Even so, foreign buying helped Bank Negara reserves gain an impressive US$1.9 billion in May to US$98 billion, its highest level since June 2015 when central bank reserves were last above the psychological US$100 billion mark. The US$1.9 billion monthly gain is also the highest monthly increase since September 2012’s US$2.5 billion gain, bringing total gains over five months to US$3.4 billion — exceeding the US$3.2 billion lost over November and December last year amid the central bank’s clampdown of the non-deliverable forward (NDF) market.
Foreigners, who sold RM62.7 billion of Malaysian debt papers between November last year and March this year, added RM10.1 billion worth of bond holdings in May this year after adding RM6.8 billion in April. Foreigners were also net buyers of equities, adding RM2.6 billion in April and RM2.1 billion in May.
Whether the trend on net foreign flows into Malaysia will continue going forward is “dependent on global risk appetite and how foreigners perceive the risk-reward for Malaysia”, says UOB Malaysia economist Julia Goh.
“We are seeing investors turning more positive, both foreigners and local investors. It helps that the US dollar has softened. Bank Negara has also liberalised the bond market and loosened some of the hedging measures that makes it more conducive to invest in Malaysia and hedge onshore. The export and gross domestic product prints have improved since the start of the year,” she adds.
Two key dampeners in the domestic market are speculation surrounding the timing of the next general election and the sizeable government bonds maturing later this year, particularly between August and September.
Goh, who thinks the positive sentiment on ringgit assets can be sustained, is “less worried about the bond maturities” following the sharp sell-off in the first quarter.
“I believe the current holders of Malaysia’s government bonds comprise longer-term holders that are deemed a more stable base,” she says.
“Recent foreign inflows saw more than 70% [flow] into medium to longer-term papers.
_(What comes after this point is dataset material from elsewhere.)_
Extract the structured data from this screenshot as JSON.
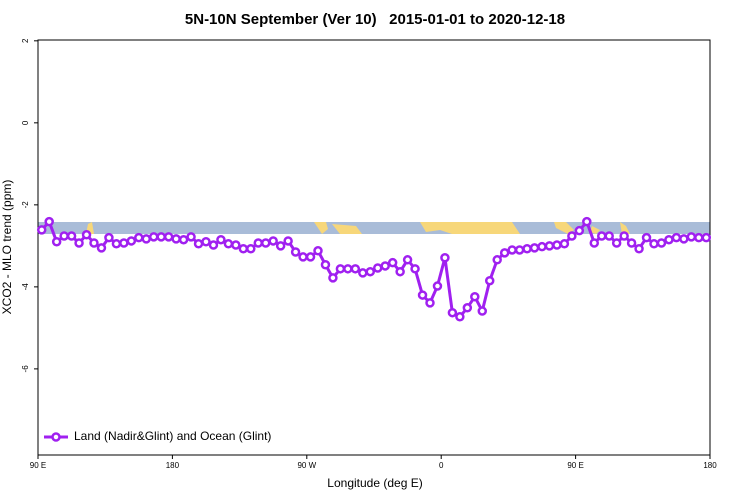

At end-March, central banks and governments increased their holdings of government bonds to 34% of the total (versus 30% at end-2016) and pension funds to 19% (versus 17% at end-2016). As such, from … [the] type of holders and tenure of papers currently held, as well as the broad measures Bank Negara has taken to stem offshore ringgit speculation through the NDF market, the risk of another sharp selldown appears lower.
“Moreover, with forex flows between exports and imports more balanced, this improves the underlying support for reserves,” says Goh, describing the central bank’s foreign reserves as a “barometer of confidence” as it reflects the country’s war chest against external shocks.
According to Goh, investors are “mindful” of a general election being around the corner but “long-term holders expect continuity of current economic policies”.
To be sure, inward-looking policies and macro-missteps from the US could still affect the global economy, including Malaysia.
For now, however, Goh says the Institute of International Finance (IIF) recently estimated that total non-resident inflows into emerging markets will rise to US$970 billion this year from US$718 billion in 2016, amid dissipating fears of a negative external shock from US policy. If true, that sizeable inflow would be a welcome respite for the ringgit. Malaysia will have to do its part in delivering on its growth story.